The administration, said Sen. John D. Rockefeller, D-W.Va., top Democrat on the committee, “exploited the deep sense of insecurity among Americans in the immediate aftermath of the Sept. 11 attacks, leading a large majority of Americans to believe — contrary to the intelligence assessments at the time — that Iraq had a role in the 9/11 attacks.”

The chairman of the committee, Sen. Pat Roberts, R-Kan., said it has long been known that prewar assessments of Iraq “were a tragic intelligence failure.”

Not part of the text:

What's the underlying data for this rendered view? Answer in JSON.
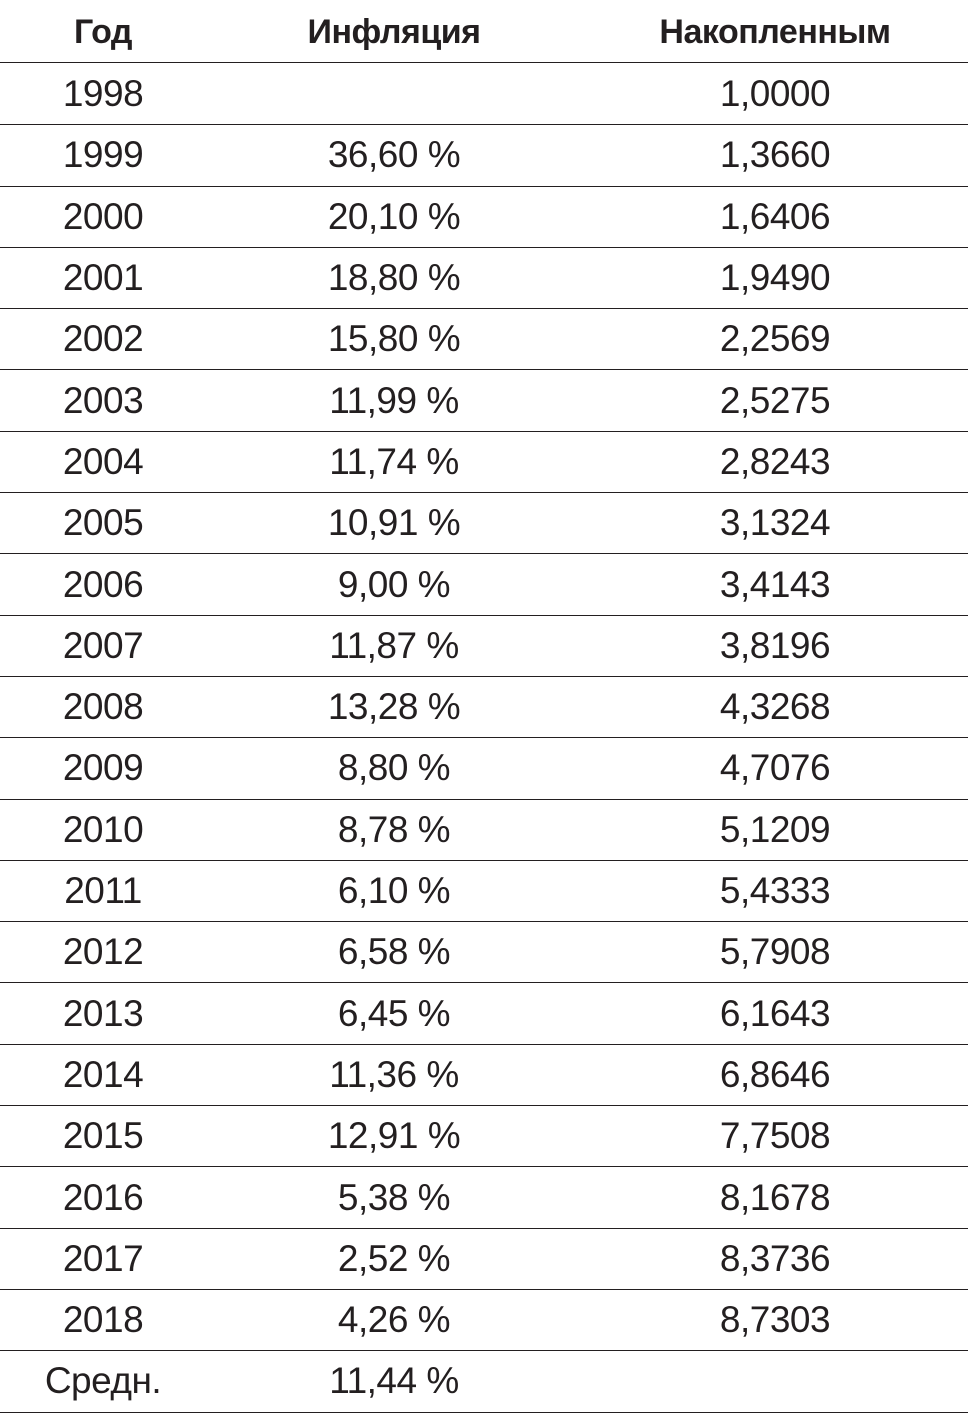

But he said the Democratic interpretations expressed in the report “are little more than a vehicle to advance election-year political charges.” He said Democrats “continue to use the committee to try and rewrite history, insisting that they were deliberately duped into supporting the overthrow of Saddam Hussein’s regime.”

Divisions slowed release
The intelligence committee issued a portion of its analysis, labeled Phase I, on prewar intelligence shortcomings in July 2004. But concluding work on Phase II of the study has been more problematic because of partisan divisions over how senior policymakers used intelligence in arguing for the need to drive Saddam from power.

Last November, Senate Minority Leader Harry Reid of Nevada forced the Senate into a rare closed-door session to discuss the delay in coming out with the new data.

The 400-page report covers only two of the five topics outlined under Phase II. Much of the information — on the intelligence supplied by the INC and Chalabi and the overestimation of Saddam’s weapons of mass destruction threat — has been documented in numerous studies.

The committee is still considering three other issues as part of its Phase II analysis, including statements of policymakers in the run-up to the war.